Nina abriu a mochila
para pegar mais um brigadeiro. A conversa que teria com seu amigo talvez não
terminasse como ela queria. O coração também estava aflito. Ao abrir a mochila,
contudo, teve uma surpresa. Havia um papel dobrado. Não lembrava dele. Curiosa,
abriu-o. Uma letra bonita, mas com algumas rasuras. Um poema escrito a lápis,
sem título.
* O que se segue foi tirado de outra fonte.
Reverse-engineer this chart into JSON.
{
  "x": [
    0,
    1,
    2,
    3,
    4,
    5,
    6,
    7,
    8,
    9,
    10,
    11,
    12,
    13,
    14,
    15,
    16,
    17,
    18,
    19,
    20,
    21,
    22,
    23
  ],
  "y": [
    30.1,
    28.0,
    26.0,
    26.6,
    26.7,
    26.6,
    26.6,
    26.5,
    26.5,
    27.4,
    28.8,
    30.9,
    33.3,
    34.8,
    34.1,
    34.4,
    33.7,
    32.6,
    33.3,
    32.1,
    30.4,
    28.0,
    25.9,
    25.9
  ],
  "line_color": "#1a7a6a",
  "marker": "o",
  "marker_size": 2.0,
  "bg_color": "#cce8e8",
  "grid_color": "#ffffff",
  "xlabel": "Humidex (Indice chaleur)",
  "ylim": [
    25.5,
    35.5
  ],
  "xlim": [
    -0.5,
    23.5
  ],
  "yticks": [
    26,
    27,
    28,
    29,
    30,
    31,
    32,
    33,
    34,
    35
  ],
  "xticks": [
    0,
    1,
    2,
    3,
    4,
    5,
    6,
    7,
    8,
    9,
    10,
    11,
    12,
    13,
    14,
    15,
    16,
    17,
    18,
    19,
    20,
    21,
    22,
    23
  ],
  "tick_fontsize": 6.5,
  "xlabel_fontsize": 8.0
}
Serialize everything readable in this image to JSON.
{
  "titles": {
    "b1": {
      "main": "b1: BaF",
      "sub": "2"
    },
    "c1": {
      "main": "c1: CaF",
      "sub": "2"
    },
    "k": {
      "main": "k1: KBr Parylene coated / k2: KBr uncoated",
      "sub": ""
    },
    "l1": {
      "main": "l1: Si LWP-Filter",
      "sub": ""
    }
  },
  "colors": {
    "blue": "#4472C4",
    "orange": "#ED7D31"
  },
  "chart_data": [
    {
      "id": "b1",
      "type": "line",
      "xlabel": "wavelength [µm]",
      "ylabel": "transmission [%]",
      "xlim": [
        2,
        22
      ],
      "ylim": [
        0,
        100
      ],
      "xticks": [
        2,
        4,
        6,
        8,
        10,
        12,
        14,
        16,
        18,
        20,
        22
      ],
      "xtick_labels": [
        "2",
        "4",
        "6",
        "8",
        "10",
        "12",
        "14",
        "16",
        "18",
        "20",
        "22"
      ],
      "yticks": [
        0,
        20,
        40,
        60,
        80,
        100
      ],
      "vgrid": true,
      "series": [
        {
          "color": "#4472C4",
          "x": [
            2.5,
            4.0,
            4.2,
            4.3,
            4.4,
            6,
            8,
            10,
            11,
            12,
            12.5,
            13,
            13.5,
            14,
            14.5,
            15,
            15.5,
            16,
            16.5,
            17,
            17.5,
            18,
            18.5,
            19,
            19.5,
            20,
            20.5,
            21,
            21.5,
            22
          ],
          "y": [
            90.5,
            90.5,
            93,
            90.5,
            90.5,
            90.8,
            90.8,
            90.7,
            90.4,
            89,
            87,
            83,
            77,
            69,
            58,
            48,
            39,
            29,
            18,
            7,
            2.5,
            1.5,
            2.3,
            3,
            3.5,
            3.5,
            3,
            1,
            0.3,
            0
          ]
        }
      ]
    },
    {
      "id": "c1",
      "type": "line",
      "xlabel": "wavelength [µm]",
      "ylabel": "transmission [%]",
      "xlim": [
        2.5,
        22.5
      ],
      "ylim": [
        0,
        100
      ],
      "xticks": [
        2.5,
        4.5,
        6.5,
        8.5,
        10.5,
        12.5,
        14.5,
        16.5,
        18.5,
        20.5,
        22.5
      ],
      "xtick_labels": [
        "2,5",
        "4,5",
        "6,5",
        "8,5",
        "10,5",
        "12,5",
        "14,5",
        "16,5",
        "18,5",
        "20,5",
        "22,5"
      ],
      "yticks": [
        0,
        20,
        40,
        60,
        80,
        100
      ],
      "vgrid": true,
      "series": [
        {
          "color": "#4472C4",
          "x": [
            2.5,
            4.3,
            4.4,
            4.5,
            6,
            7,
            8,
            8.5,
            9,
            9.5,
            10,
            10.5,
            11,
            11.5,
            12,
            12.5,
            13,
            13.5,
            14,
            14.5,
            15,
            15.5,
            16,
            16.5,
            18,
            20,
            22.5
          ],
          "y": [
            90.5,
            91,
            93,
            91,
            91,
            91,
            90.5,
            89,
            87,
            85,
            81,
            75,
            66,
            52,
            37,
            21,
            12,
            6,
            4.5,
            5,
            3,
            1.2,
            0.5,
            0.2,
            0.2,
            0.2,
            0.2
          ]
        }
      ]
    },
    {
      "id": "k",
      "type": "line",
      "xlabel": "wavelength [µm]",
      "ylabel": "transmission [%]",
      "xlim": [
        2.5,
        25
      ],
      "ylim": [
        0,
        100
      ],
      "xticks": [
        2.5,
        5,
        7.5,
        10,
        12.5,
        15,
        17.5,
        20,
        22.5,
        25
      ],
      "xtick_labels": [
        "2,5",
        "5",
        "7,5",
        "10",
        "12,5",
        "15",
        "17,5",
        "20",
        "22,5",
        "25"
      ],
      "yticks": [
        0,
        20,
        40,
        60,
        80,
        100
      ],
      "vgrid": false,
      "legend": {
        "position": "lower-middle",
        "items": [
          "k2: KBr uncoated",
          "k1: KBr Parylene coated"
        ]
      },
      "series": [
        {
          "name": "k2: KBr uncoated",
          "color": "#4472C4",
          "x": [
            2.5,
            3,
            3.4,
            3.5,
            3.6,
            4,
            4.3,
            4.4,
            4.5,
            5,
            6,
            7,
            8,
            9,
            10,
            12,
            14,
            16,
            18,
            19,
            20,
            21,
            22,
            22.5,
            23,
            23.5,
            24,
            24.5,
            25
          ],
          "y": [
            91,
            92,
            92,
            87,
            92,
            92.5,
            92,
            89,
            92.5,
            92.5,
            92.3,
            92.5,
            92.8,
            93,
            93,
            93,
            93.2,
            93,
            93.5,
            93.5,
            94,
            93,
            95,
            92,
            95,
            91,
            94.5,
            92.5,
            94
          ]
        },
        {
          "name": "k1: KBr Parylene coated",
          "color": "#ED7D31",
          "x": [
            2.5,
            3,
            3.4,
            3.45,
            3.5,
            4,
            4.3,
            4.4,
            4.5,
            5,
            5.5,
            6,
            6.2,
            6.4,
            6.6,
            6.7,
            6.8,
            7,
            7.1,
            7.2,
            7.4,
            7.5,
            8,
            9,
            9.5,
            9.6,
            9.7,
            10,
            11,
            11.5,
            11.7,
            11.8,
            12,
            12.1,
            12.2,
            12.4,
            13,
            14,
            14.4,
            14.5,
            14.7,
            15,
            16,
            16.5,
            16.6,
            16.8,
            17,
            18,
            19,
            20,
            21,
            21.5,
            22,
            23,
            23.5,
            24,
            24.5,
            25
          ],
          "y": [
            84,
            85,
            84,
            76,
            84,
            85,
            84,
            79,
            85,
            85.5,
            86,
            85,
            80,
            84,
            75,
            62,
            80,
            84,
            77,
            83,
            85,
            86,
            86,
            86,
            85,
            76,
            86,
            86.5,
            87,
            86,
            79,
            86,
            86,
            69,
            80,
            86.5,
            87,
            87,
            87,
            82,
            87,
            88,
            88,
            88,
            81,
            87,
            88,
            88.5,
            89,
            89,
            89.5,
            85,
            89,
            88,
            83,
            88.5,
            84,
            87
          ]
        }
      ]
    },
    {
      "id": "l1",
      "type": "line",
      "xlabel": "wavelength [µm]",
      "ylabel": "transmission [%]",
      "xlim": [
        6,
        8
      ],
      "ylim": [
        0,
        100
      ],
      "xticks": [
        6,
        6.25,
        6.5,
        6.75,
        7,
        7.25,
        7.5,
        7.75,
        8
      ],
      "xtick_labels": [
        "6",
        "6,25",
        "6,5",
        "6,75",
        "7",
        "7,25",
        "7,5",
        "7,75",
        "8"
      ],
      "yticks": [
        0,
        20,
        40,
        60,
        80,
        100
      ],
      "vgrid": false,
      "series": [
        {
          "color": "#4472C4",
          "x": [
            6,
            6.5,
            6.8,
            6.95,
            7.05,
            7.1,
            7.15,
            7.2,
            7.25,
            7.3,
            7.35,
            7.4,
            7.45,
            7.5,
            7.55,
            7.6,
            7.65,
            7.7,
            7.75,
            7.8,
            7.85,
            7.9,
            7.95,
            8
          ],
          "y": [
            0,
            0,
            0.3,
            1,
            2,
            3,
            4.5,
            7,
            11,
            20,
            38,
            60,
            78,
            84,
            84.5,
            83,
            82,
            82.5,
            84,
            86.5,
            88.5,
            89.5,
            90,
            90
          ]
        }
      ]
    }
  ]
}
Já não estava mais se sentindo tão aflita.
“Quem é capaz de
conhecer a si mesmo?
Alguém já conheceu o
seu todo?
Ou nos é permitido
apenas um pouco a cada dia?
Somos um estranho que
reside no conhecido
Um estranho tímido,
que não se permite ser totalmente conhecido.
Talvez nem percebido.
Há quem caminhe a
estrada da vida sem ao menos saber
Que não existe um só
de nós mesmos
Há quem viva sem ao
menos se dar conta de que
Não somos um só “eu”
preso no corpo.
Somos dois, cinco,
milhares
Que se fundem no um
Somos o que
conhecemos de nós
Uma pálida imagem da
infinitude
Uma migalha da
personalidade (ou seria “das”?).
Feliz é aquele que
caminha pela estrada
E se encontra em cada
estação
E ao entrar-se, se
convida para um café.
Obrigado por ter me
arrancado um sorriso hoje,
Fagner”
Nina, em pensamento,
agradeceu ao garoto que conheceu no ônibus. Ao terminar de ler o poema, deixou
rolar uma lágrima e alargar mais um doce sorriso. Já não se sentia aflita.
Sentia-se em paz.
Em paz.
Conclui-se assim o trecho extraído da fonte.